Kein Konsens bei der Kernkraft

Drucken
Geschrieben von: Aureliusz Pedziwol, Prag 31.12.08
Bookmark and Share
Stichworte:         

Die Kernkraft kann derzeit nichts zur Klimapolitik beitragen, sagt der tschechische Umweltminister Martin Bursik, der neue Vorsitzende der EU-Umweltminister. Die Kernenergie trage zu viele ungelöste Probleme mit sich herum. Er sieht in absehbarer Zeit auch keine Renaissance der Kernenergie. Doch wenn die EU ihre Klimaziele in den nächsten Jahrzehnten nicht erreiche und die Kernenergie ihre Probleme löse, könnte sich das ändern, sagt der Chef der tschechischen Grünen.

Aureliusz M. Pedziwol: Als Grüner treten Sie für Massnahmen für die Senkung von Kohlendioxid-Emissionen auf.

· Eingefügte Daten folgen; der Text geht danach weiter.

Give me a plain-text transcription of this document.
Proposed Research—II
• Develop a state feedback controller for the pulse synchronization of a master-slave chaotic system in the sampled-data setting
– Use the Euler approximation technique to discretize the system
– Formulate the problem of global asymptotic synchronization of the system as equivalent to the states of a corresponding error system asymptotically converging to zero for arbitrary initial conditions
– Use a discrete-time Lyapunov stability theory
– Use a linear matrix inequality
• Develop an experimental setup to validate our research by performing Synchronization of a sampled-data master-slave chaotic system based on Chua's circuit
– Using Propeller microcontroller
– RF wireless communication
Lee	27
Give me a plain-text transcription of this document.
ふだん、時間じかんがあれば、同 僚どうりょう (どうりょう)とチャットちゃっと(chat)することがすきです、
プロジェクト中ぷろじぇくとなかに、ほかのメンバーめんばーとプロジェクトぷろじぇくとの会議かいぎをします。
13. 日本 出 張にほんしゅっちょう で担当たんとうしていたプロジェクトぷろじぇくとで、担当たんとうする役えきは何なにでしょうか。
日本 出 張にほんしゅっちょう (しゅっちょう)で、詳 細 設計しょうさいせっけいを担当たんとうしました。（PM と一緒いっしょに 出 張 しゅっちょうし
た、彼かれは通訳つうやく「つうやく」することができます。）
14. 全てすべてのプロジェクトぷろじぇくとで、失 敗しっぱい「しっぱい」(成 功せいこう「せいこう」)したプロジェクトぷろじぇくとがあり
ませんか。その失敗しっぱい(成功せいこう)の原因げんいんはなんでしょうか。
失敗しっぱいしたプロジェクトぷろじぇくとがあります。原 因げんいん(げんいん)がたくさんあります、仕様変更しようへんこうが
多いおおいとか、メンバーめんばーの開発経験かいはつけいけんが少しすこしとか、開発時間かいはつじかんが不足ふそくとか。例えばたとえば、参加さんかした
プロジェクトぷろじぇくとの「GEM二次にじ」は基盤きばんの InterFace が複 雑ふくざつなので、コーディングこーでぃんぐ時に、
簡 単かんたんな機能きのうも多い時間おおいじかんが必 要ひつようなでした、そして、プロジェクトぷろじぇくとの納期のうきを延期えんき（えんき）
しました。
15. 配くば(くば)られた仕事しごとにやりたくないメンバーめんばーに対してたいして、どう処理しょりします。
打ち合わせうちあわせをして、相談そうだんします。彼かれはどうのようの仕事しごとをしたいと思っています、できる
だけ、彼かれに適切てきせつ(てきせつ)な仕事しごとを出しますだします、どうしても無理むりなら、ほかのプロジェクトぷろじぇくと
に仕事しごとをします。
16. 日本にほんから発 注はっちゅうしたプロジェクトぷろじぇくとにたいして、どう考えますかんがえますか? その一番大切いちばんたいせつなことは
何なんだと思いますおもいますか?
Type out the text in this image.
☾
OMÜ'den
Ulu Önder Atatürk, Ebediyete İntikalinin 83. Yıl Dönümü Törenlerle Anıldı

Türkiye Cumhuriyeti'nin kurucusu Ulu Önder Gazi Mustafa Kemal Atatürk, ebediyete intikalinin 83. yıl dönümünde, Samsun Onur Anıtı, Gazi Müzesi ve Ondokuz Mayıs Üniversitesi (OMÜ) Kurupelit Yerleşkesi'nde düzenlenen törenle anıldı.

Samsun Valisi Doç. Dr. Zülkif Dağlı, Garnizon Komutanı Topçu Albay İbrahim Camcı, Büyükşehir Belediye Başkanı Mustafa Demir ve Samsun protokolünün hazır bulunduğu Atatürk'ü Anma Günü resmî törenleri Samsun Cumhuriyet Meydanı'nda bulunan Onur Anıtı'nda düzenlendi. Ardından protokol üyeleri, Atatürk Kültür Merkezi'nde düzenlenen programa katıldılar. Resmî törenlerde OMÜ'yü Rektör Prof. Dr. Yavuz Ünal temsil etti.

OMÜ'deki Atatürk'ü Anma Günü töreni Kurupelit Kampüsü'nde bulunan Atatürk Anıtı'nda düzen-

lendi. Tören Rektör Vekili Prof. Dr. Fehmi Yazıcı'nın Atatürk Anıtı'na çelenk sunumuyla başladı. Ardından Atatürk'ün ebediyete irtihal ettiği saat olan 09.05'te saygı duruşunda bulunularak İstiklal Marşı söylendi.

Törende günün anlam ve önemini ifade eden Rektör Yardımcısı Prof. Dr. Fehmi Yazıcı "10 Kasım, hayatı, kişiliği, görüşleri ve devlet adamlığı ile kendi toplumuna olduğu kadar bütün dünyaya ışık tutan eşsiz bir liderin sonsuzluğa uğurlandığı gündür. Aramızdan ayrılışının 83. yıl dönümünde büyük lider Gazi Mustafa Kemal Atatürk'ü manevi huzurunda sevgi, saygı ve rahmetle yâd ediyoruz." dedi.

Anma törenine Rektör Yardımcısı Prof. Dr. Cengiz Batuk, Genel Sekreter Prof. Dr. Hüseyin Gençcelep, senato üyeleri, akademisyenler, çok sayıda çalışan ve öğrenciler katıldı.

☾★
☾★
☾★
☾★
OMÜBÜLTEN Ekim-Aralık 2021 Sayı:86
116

Kernkraftwerke produzieren kein Kohlendioxid. Sind Sie dennoch gegen die Atomkraft?

Martin Bursik: Die Kernenergie gehört nicht zum EU-Paket zur Energie und zum Klima, aus einem guten Grund: Die Meinungen zur Atomkraft sind von Land zu Land unterschiedlich. Daher scheint ein Kompromiss in dieser Sache eher unwahrscheinlich. Es hängt von jedem einzelnen Staat ab, wie er sich zur Kernenergie verhalten wird.
Wir, die Grünen, sind in dieser Frage vor allem wegen der mangelnden Lösung der Endphase des Brennstoffzyklus skeptisch.

Aureliusz M. Pedziwol: Sie meinen die Endlagerung des ausgebrannten Kernbrennstoffes?

Martin Bursik: Genau. Die Menschheit weiss immer noch nicht, was man mit dem Material vorgehen, das noch zehntausende Jahre radioaktiv bleiben wird. Das sehen wir als die grösste Schwäche der Kernenergie.
Aber ich möchte betonen, dass das für uns keine Religion ist. Wir sind offen für die Forschung. Wir halten es sogar für möglich, dass es einmal in Zukunft Kernkraftwerke einer neuen Generation geben wird: Solche, die die grössten Sicherheitsfragen und Problem der Endlagerung auf eine akzeptable Weise lösen werden. Wir sind bereit, darüber zu diskutieren. Aber unsere Präferenzen liegen anderswo: Energiesparen, Energieeffizienz, erneuerbare und alternative Energiequellen.

Aureliusz M. Pedziwol: Und unter die erneuerbaren und alternativen Energien würden Sie die Kernkraft nicht einordnen, nicht wahr?

Martin Bursik: Keinesfalls. Kernenergie hängt vom Kernbrennstoff ab, der nicht erneuerbar ist. Früher oder später werden die Vorräte zu Ende gehen.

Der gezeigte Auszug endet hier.